Superstorm Sandy didn't just shake the East Coast, but a new report released by scientists on Thursday say it also shook the ground across most of the country.

When Sandy took a left turn for Long Island and NYC, powerful ocean waves began slamming into each other and battered the coastline, sending seismometers up and down the US into overdrive.

Keith Koper and Oner Sufri, geologists at the University of Utah, said that the crashing of massive waves against Long Island, New York and New Jersey-as well as waves hitting each other offshore-generated measurable seismic waves across much of the U.S., as far away as Seattle.

The pair spoke during the Seismological Society of America's annual meeting where they shared data from a nationwide network of seismometers to track microseisms, faint tremors that spread through the earth as a result of the storm waves' force.

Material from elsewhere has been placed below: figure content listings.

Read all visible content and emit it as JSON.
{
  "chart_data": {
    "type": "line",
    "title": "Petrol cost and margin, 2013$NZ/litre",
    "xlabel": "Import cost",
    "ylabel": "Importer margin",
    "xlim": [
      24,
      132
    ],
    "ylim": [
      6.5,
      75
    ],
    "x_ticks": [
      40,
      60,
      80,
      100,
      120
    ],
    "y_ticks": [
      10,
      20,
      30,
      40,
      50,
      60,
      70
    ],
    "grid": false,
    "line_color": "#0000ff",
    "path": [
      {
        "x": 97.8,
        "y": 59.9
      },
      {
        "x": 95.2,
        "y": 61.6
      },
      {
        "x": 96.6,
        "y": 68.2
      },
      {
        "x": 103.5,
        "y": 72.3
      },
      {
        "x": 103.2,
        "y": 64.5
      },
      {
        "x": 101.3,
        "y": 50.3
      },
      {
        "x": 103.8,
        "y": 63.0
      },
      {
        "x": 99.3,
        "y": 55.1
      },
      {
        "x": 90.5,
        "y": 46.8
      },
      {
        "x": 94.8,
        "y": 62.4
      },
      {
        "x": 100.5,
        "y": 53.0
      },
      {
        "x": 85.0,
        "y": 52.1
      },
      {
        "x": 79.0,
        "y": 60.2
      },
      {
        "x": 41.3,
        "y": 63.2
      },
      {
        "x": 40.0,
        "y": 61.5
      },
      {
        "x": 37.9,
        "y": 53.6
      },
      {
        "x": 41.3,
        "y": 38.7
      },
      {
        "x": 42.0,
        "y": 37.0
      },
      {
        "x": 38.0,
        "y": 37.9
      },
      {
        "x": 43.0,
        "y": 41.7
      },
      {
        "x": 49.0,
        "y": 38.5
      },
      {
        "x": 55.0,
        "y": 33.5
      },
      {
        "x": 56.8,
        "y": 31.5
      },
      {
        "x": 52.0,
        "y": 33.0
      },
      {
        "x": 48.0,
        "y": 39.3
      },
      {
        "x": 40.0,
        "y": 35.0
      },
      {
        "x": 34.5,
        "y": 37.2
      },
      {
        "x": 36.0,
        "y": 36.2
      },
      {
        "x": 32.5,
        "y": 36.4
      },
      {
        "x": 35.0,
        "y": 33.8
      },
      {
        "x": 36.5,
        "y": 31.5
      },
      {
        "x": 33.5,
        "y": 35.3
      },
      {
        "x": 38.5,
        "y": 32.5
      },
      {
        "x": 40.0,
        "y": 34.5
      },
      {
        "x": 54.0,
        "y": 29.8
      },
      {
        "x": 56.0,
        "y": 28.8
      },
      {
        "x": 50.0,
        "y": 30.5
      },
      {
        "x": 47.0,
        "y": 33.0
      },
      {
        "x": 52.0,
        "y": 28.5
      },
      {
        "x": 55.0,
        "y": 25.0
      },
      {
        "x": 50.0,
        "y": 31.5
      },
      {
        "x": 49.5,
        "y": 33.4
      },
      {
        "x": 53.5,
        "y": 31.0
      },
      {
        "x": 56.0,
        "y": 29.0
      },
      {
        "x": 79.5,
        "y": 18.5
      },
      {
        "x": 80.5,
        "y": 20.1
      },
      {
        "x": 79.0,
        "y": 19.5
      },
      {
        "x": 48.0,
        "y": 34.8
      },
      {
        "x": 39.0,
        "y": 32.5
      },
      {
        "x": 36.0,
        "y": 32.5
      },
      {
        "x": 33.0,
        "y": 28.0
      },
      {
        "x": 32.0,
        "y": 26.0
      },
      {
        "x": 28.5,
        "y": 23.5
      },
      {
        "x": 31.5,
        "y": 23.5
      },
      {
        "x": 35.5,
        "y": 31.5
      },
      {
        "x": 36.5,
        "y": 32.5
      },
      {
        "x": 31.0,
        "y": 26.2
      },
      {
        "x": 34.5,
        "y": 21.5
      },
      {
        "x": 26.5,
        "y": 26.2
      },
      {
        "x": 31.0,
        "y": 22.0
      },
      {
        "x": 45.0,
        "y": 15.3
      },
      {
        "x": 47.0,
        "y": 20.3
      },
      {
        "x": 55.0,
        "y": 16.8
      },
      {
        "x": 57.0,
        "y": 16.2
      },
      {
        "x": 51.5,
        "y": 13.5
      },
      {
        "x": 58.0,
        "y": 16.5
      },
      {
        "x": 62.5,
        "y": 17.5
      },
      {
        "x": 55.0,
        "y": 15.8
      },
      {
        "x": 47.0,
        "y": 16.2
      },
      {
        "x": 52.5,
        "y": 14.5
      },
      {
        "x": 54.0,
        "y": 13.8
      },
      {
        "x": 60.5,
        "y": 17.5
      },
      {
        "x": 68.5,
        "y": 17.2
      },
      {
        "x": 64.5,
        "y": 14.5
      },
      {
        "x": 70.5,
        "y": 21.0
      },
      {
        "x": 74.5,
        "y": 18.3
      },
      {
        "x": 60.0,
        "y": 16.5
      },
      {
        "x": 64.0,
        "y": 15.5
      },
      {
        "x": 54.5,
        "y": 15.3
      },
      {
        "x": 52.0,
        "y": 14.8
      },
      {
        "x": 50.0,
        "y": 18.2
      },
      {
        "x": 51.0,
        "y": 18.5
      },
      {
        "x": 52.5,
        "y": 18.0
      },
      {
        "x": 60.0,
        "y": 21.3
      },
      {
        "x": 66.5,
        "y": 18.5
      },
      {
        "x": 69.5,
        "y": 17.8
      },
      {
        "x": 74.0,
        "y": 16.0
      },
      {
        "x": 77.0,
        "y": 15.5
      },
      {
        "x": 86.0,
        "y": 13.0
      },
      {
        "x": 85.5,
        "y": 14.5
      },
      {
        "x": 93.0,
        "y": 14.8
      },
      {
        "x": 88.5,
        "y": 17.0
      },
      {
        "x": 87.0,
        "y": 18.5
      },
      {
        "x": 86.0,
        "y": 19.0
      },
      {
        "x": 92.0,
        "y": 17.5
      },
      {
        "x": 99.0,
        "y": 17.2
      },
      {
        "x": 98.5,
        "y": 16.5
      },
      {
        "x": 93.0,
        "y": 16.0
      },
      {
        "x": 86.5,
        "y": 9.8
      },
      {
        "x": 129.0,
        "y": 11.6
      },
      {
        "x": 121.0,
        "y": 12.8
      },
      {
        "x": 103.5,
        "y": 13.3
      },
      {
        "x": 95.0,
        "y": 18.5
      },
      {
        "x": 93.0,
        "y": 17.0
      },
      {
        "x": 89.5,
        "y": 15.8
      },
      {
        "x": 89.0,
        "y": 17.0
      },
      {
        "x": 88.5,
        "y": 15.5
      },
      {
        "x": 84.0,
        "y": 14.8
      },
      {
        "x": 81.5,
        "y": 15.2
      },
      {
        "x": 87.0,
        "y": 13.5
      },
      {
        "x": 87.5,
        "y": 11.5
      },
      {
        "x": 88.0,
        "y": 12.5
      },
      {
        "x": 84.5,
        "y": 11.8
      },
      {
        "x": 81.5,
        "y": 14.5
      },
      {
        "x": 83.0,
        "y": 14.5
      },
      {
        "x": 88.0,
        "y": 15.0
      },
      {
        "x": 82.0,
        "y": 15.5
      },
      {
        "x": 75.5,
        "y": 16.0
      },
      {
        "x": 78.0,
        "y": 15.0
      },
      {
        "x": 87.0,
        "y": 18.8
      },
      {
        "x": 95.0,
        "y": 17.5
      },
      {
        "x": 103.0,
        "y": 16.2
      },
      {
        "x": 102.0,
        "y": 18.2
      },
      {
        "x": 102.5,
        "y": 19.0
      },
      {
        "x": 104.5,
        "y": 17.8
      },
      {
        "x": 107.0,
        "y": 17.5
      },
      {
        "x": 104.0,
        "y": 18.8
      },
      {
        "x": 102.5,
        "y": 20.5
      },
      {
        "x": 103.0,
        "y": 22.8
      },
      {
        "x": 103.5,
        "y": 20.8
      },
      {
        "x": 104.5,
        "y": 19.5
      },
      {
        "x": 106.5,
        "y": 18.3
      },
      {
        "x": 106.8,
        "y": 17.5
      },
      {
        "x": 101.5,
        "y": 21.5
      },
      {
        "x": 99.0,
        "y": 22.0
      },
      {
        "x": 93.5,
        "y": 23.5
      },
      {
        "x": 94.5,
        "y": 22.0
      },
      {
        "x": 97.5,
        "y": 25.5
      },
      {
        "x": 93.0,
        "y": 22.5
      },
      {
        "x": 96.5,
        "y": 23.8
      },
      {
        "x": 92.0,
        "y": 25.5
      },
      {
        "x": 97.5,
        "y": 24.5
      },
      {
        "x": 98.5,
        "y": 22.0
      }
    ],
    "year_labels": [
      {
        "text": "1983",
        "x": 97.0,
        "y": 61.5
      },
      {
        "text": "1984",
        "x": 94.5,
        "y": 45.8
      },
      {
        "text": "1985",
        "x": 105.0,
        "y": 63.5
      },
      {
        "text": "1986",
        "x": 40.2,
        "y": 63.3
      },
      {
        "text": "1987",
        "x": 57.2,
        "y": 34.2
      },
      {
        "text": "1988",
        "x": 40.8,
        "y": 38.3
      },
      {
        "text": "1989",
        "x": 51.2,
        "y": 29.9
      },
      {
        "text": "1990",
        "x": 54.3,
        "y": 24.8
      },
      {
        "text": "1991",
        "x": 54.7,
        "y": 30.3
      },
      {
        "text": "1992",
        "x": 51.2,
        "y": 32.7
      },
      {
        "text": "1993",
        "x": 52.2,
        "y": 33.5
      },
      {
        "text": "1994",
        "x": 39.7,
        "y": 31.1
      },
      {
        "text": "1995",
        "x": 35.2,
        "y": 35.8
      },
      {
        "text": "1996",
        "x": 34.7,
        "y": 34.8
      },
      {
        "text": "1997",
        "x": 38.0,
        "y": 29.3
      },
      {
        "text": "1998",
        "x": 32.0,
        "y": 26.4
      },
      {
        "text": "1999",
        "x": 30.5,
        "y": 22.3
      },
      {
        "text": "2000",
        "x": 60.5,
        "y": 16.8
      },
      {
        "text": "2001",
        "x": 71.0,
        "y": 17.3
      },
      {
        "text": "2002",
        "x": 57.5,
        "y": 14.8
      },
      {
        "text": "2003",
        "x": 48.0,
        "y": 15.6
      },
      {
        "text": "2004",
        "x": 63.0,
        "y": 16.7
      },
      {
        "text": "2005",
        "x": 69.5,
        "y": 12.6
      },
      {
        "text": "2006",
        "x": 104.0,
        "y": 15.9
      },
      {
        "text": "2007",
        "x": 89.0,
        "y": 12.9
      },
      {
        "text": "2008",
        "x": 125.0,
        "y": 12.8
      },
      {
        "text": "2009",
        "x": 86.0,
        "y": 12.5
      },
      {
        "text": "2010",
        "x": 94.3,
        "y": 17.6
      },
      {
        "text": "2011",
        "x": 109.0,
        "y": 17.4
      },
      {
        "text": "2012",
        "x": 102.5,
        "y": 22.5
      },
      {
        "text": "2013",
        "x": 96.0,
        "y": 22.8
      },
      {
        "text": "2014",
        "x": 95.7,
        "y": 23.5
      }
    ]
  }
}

"They are not earthquakes; they are seismic waves," says Keith Koper, director of the University of Utah Seismograph Stations. "Seismic waves can be created by a range of causes. ... We have beautiful seismic records of the meteor that hit Russia. That's not an earthquake, but it created ground motion."

Koper noted that there's no magnitude scale for microseisms generated by the storm, but did say they ranged from 2 to 3 on the magnitude scale. He said conversion is difficult at best because earthquakes occur over relatively short periods, while the energy from hurricanes last for hours upon hours.

The team also noted that some of the seismic readings came from waves crashing the coast but the bulk came from waves slamming into each other, creating "standing waves" that penetrate downward through the water column to the seafloor, where the energy is released.